The question then becomes: reversible -- or harmless -- error?*fn6 We agree that omission of the proffered statement, especially in light of the government's insistence in closing argument that appellant had made up his gun story, tended to prejudice the defense. Nonetheless, we conclude that this prejudice was minimal to the point of harmlessness under Kotteakos v. United States, 328 U.S. 750, 765 (1946). See Henderson, 632 A.2d at 432 (Kotteakos test applies to violations of rule of completeness).
In the first place, at the trial, the prosecutor never disputed appellant's testimony that he had made the statement explaining the gun to Officer David at the time of arrest, as appellant testified. Appellant was able to clarify that, although Officer Franchak had not heard appellant's explanation at the scene, his partner, Officer David, had heard it. If defense counsel had worried that this unchallenged testimony had not registered with the jury, counsel in her own closing argument could have reminded the jury of the government's failure to question the veracity of that testimony. Counsel did not make that point to the jury, however, leaving us to conclude that any prejudice from omission of the requested testimony was minimal.

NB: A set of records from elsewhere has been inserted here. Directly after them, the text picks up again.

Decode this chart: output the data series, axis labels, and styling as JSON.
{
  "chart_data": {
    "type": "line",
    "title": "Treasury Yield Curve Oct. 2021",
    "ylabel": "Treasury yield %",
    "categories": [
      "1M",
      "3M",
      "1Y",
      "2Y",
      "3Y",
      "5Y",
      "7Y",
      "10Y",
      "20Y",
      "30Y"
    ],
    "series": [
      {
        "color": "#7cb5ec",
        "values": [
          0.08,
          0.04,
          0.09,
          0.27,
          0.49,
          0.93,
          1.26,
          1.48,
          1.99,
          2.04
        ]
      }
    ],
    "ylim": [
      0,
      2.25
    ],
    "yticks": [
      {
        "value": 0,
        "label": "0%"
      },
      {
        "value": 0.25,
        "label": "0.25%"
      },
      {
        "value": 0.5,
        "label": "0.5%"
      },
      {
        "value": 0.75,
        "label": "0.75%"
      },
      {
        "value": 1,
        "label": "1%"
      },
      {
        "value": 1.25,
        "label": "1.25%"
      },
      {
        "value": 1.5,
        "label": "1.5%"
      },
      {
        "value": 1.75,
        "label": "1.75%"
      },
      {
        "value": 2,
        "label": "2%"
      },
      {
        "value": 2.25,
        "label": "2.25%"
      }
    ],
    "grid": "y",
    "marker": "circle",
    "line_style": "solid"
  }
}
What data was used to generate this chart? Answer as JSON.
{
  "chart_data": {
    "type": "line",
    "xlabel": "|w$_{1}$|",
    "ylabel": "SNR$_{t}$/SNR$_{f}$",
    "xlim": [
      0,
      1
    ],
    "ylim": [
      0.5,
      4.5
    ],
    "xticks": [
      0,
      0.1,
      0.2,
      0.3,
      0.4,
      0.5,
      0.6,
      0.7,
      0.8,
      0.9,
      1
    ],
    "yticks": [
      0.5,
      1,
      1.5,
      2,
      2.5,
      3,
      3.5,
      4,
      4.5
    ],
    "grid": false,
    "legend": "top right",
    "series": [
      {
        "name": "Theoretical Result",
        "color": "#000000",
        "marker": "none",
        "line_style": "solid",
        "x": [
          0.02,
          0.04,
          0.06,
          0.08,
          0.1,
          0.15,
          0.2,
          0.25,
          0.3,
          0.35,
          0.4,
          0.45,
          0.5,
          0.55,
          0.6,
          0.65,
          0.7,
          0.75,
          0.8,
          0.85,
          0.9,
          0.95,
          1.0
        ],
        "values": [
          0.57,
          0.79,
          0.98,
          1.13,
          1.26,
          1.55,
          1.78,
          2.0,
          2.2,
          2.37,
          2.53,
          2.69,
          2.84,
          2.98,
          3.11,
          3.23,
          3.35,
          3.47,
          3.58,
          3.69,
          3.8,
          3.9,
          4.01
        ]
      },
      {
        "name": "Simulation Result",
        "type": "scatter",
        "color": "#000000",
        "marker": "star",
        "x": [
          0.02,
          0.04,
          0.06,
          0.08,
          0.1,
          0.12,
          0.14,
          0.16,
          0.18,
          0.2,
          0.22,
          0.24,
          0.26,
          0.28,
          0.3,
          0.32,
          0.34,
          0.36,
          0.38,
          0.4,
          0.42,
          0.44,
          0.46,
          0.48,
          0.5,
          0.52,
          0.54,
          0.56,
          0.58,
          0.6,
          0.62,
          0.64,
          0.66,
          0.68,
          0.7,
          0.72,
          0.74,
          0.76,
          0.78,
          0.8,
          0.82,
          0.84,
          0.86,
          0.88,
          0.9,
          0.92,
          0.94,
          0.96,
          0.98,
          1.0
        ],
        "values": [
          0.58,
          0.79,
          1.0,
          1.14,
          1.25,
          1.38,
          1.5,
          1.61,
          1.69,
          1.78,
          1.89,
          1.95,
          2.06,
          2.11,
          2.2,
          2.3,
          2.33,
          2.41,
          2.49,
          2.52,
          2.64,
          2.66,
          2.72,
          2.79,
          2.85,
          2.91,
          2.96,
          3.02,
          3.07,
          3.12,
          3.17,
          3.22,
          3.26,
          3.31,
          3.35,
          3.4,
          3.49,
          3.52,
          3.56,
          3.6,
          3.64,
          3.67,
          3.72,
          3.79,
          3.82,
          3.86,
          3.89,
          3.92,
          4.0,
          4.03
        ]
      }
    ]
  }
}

Second, although the government relied on the gun as evidence that appellant must have been protecting marijuana that he knew was in his trunk -- and thus possessed it unlawfully -- any doubt about the intent with which appellant carried the gun, derived from his firing range story, did not obviate the fact that appellant not only had a substantial quantity of marijuana in the trunk of his own car, but also was carrying ziploc bags in his glove compartment of a type that experts testified were regularly used for distributing marijuana.*fn7 Appellant never expressed ignorance of that evidence, and its obvious connection with the marijuana in his trunk created powerful evidence of guilt that Officer David's requested testimony would not have effectively rebutted. Furthermore, appellant's testimony suggesting that the large quantity of marijuana must have belonged to "Marco," who apparently was willing to entrust it to appellant while Marco left the scene, was not a particularly plausible story, absent corroboration.
Finally, appellant testified that he had forgotten about the loaded gun that he had left in his car the night before and denied that the handle of the gun was visible in the car. Both Officers Franchak and David testified, to the contrary, that the gun was "sticking up" from the console. Appellant's credibility as to forgetting the gun, therefore -- especially a gun still loaded after its use at the firing range was long over -- was substantially rebutted.
Accordingly, despite the two evidentiary errors rejecting Officer David's testimony as hearsay and as unnecessary to satisfy the rule of completeness, we find the errors harmless and affirm appellant's convictions.